The cultivation has developed in the Municipalities of Zero Branco and Morgano (Badoere) above all from the post-war period. The batata or sweet potato produced in these areas is tapered and characterized by a white color, a very pasty and mealy pulp, and is very sweet. From the seedling transplanting to the harvesting, all the activities are carried out by the farmer by hand, including the quality selection.

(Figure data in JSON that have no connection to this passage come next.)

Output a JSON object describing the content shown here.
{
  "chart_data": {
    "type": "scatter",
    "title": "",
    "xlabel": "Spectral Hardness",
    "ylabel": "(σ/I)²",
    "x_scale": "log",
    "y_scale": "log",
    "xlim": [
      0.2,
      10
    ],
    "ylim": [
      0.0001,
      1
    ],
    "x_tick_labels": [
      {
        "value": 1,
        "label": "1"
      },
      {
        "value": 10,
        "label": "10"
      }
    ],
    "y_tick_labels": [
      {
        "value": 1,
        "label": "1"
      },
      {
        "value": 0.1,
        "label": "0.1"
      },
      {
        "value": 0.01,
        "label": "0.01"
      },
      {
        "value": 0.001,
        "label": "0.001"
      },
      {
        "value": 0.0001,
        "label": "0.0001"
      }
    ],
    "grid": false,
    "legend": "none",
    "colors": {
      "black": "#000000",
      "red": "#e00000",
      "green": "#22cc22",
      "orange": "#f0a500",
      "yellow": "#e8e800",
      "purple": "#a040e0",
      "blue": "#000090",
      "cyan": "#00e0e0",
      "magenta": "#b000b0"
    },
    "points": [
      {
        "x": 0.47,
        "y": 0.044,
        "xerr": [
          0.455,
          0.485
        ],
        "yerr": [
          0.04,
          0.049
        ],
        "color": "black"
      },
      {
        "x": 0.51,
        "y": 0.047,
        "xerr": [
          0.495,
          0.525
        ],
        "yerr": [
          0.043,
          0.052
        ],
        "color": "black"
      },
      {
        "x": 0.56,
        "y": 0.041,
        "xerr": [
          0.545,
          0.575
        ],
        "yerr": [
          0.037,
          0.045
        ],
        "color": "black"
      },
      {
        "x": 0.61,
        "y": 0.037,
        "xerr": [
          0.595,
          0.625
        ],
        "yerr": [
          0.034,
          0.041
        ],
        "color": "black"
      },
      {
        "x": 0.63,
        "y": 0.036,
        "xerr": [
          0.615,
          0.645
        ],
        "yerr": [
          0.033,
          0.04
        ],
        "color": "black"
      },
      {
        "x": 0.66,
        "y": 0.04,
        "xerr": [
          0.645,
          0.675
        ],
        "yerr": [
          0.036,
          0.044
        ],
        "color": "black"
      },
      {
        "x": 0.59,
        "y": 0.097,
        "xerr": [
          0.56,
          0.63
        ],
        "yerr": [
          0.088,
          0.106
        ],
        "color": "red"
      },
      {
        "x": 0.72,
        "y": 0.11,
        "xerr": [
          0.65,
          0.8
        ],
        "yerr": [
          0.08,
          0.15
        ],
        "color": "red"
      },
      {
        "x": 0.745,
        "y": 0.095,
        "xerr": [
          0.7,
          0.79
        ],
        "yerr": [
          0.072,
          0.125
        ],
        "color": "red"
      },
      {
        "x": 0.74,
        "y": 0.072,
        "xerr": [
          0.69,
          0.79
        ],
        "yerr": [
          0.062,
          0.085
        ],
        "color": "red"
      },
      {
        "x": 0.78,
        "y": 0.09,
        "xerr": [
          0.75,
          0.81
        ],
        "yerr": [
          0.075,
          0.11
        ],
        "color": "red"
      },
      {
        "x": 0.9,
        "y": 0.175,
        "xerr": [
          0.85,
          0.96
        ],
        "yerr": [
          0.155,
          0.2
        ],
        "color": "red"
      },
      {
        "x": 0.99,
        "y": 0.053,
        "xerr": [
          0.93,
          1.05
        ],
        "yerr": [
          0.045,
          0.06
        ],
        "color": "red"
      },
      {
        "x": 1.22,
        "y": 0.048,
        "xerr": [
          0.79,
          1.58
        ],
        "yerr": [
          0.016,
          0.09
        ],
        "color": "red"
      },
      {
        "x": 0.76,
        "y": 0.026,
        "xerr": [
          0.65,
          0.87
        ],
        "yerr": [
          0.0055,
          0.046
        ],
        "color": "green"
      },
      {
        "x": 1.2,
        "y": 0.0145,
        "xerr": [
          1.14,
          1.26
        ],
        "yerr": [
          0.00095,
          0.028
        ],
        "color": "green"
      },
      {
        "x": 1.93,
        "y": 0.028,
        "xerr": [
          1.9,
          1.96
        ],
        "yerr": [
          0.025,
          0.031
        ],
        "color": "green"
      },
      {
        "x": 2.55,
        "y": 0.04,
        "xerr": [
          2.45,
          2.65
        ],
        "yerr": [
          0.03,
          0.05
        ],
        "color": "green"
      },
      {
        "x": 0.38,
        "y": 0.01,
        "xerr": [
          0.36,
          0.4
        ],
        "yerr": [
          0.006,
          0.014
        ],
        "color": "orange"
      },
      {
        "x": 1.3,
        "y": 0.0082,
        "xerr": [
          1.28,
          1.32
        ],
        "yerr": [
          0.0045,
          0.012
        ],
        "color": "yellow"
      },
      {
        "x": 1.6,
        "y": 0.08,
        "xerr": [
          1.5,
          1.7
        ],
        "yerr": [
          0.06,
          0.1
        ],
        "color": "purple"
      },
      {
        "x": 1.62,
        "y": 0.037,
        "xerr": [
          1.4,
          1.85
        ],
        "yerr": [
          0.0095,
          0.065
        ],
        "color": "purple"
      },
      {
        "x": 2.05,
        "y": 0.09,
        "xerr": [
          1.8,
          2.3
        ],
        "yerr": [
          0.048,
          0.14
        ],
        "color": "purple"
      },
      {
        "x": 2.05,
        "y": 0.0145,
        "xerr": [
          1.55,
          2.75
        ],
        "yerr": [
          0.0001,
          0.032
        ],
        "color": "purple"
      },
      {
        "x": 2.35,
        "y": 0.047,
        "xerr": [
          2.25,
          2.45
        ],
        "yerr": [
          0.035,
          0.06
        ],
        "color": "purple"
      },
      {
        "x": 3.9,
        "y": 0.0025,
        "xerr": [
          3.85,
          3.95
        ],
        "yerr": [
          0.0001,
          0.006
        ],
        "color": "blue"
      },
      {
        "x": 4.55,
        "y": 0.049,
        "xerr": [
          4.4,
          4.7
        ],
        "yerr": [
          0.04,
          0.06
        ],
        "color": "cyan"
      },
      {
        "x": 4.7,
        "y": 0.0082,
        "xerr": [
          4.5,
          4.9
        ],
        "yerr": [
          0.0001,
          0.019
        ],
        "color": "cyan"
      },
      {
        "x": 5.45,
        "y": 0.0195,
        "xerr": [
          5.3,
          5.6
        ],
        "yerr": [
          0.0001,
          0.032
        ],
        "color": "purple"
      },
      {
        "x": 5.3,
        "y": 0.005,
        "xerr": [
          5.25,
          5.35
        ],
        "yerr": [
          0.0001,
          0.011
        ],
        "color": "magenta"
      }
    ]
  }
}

Except for a basic manuring, neither parasiticides nor herbicides are used for its cultivation. The holdings involved are about 70, and the main commercial channel is represented by the wholesale markets of Bologna, Milan, Padova, Verona, and Treviso.
Ipomoea Batatas. Fam.: Convolvulaceae
The Batata (Ipomoea batatas), also known as sweet potato, was brought in Europe by Christopher Columbus from his first journey to the New World. By analogy, it gave the name to the more widespread Potato (Solanum tuberosum) of the Solanaceae family that was brought in Spain in the second half of the 16th century. In spring they produce big bell-shaped flowers, white or pink. At the base of the stalk, big tuberous yellow or orange roots develop. The batata is a highly energy-giving food. Its analysis reveals that it is a mainly basic food, therefore alkaline and energy-giving for its sugars. It is a rather plastic food, reconstituent, remineralizing, depurative, diuretic, antinflammatory and laxative at the same time.
It is recommended in cases of asthenia, anemia, digestive apparatus, liver, and kidney diseases, arteriosclerosis, rheumatism, and arthritis. Do not consume it associated with proteins. It must be chewed well in order to digest the starch it is rich in, also because it must not be associated with liquids.